The outgoing president, Pranab Mukerjee, was elected before Modi came to power in 2014. With Kovind, the right-wing BJP is set to strengthen its grip on power in the world’s second most populous country. As a member of the low-caste Dalit, his selection is also seen as a way for Modi’s party to shore up further support among a group that comprises around 16 percent of the country’s population.

“I am sure Shri Ram Nath Kovind will make an exceptional president and continue to be a strong voice for the poor, downtrodden and marginalized,” Modi tweeted after Kovind’s nomination.

Kovind, however, has insisted that he will maintain the position's tradition of independence if elected.

“Ever since I took over as governor, I have no political affiliation,” he said. “The president of India is above politics.”

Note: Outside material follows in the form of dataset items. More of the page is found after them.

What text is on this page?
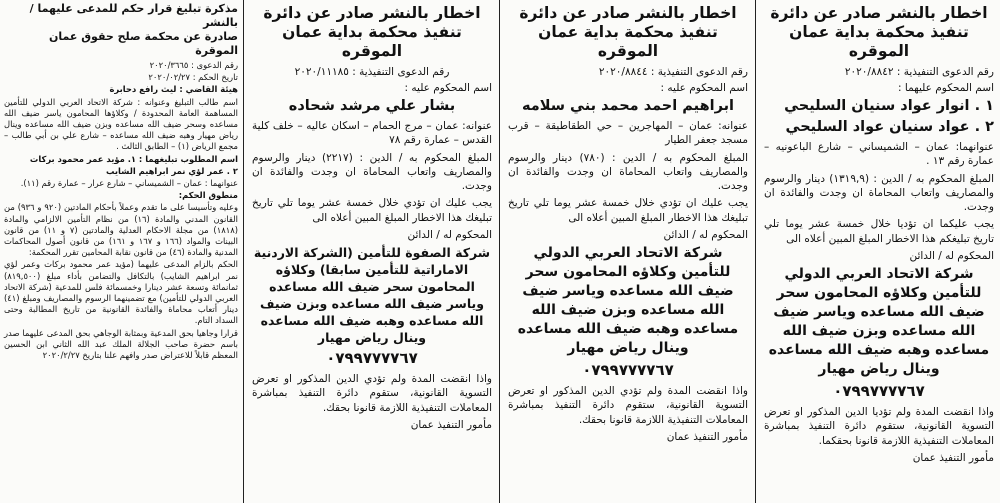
اخطار بالنشر صادر عن دائرة
تنفيذ محكمة بداية عمان الموقره

رقم الدعوى التنفيذية : ٢٠٢٠/٨٨٤٢

اسم المحكوم عليهما :

١ . انوار عواد سنيان السليحي

٢ . عواد سنيان عواد السليحي

عنوانهما: عمان – الشميساني – شارع الباعونيه – عمارة رقم ١٣ .

المبلغ المحكوم به / الدين : (١٣١٩,٩) دينار والرسوم والمصاريف واتعاب المحاماة ان وجدت والفائدة ان وجدت.

يجب عليكما ان تؤديا خلال خمسة عشر يوما تلي تاريخ تبليغكم هذا الاخطار المبلغ المبين أعلاه الى

المحكوم له / الدائن

شركة الاتحاد العربي الدولي للتأمين وكلاؤه المحامون سحر ضيف الله مساعده وياسر ضيف الله مساعده وبزن ضيف الله مساعده وهبه ضيف الله مساعده وينال رياض مهيار

٠٧٩٩٧٧٧٧٦٧

واذا انقضت المدة ولم تؤديا الدين المذكور او تعرض التسوية القانونية، ستقوم دائرة التنفيذ بمباشرة المعاملات التنفيذية اللازمة قانونا بحقكما.

مأمور التنفيذ عمان

اخطار بالنشر صادر عن دائرة
تنفيذ محكمة بداية عمان الموقره

رقم الدعوى التنفيذية : ٢٠٢٠/٨٨٤٤

اسم المحكوم عليه :

ابراهيم احمد محمد بني سلامه

عنوانه: عمان – المهاجرين – حي الطقاطيقة – قرب مسجد جعفر الطيار

المبلغ المحكوم به / الدين : (٧٨٠) دينار والرسوم والمصاريف واتعاب المحاماة ان وجدت والفائدة ان وجدت.

يجب عليك ان تؤدي خلال خمسة عشر يوما تلي تاريخ تبليغك هذا الاخطار المبلغ المبين أعلاه الى

المحكوم له / الدائن

شركة الاتحاد العربي الدولي للتأمين وكلاؤه المحامون سحر ضيف الله مساعده وياسر ضيف الله مساعده وبزن ضيف الله مساعده وهبه ضيف الله مساعده وينال رياض مهيار

٠٧٩٩٧٧٧٧٦٧

واذا انقضت المدة ولم تؤدي الدين المذكور او تعرض التسوية القانونية، ستقوم دائرة التنفيذ بمباشرة المعاملات التنفيذية اللازمة قانونا بحقك.

مأمور التنفيذ عمان

اخطار بالنشر صادر عن دائرة
تنفيذ محكمة بداية عمان الموقره

رقم الدعوى التنفيذية : ٢٠٢٠/١١١٨٥

اسم المحكوم عليه :

بشار علي مرشد شحاده

عنوانه: عمان – مرج الحمام – اسكان عاليه – خلف كلية القدس – عمارة رقم ٧٨

المبلغ المحكوم به / الدين : (٢٢١٧) دينار والرسوم والمصاريف واتعاب المحاماة ان وجدت والفائدة ان وجدت.

يجب عليك ان تؤدي خلال خمسة عشر يوما تلي تاريخ تبليغك هذا الاخطار المبلغ المبين أعلاه الى

المحكوم له / الدائن

شركة الصفوة للتأمين (الشركة الاردنية الاماراتية للتأمين سابقا) وكلاؤه المحامون سحر ضيف الله مساعده وياسر ضيف الله مساعده وبزن ضيف الله مساعده وهبه ضيف الله مساعده وينال رياض مهيار

٠٧٩٩٧٧٧٧٦٧

واذا انقضت المدة ولم تؤدي الدين المذكور او تعرض التسوية القانونية، ستقوم دائرة التنفيذ بمباشرة المعاملات التنفيذية اللازمة قانونا بحقك.

مأمور التنفيذ عمان

مذكرة تبليغ قرار حكم للمدعى عليهما / بالنشر
صادرة عن محكمة صلح حقوق عمان الموقرة

رقم الدعوى : ٢٠٢٠/٣٦٦٥

تاريخ الحكم : ٢٠٢٠/٠٢/٢٧

هيئة القاضي : ليث رافع دحابرة

اسم طالب التبليغ وعنوانه : شركة الاتحاد العربي الدولي للتأمين المساهمة العامة المحدودة / وكلاؤها المحامون ياسر ضيف الله مساعده وسحر ضيف الله مساعده وبزن ضيف الله مساعده وينال رياض مهيار وهبه ضيف الله مساعده – شارع علي بن أبي طالب – مجمع الرياض (١) – الطابق الثالث .

اسم المطلوب تبليغهما : ١. مؤيد عمر محمود بركات

٢ . عمر لؤي نمر ابراهيم الشايب

عنوانهما : عمان – الشميساني – شارع عرار – عمارة رقم (١١).

منطوق الحكم:

وعليه وتأسيسا على ما تقدم وعملاً بأحكام المادتين (٩٢٠ و ٩٣٦) من القانون المدني والمادة (١٦) من نظام التأمين الالزامي والمادة (١٨١٨) من مجلة الاحكام العدلية والمادتين (٧ و ١١) من قانون البينات والمواد (١٦٦ و ١٦٧ و ١٦١) من قانون أصول المحاكمات المدنية والمادة (٤٦) من قانون نقابة المحامين تقرر المحكمة:

الحكم بالزام المدعى عليهما (مؤيد عمر محمود بركات وعمر لؤي نمر ابراهيم الشايب) بالتكافل والتضامن بأداء مبلغ (٨١٩,٥٠٠) ثمانمائة وتسعة عشر دينارا وخمسمائة فلس للمدعية (شركة الاتحاد العربي الدولي للتأمين) مع تضمينهما الرسوم والمصاريف ومبلغ (٤١) دينار أتعاب محاماة والفائدة القانونية من تاريخ المطالبة وحتى السداد التام.

قرارا وجاهيا بحق المدعية وبمثابة الوجاهي بحق المدعى عليهما صدر باسم حضرة صاحب الجلالة الملك عبد الله الثاني ابن الحسين المعظم قابلاً للاعتراض صدر وافهم علنا بتاريخ ٢٠٢٠/٢/٢٧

But Kovind follows the streak of Hindu nationalism Modi has fostered. He has roots in the Rashtriya Swayamsevak Sangh (RSS) or National Volunteer Organization, a Hindu nationalist organization that is considered the ideological inspiration for the BJP.

After Kovind's nomination, quotes emerged from 2010 in which he appeared to say that “Islam and Christianity are alien to the nation.” His supporters claimed he was misquoted.

Since being nominated, Kovind has attempted to strike an inclusive tone.

“For us, people of all religions, caste and regions are equal, and on that basis I have only discharged my duties as the governor of Bihar,” he said. “That is why we have got support from Bihar also.”

Yet his opponent has strived to make the election a fight to preserve India's secular values.

“The opposition has made the presidential poll a fight for ideology to uphold the secular fabric of the country so that the poor, oppressed and those from the weaker sections feel that their voice is reaching the highest constitutional post,” Kumar said.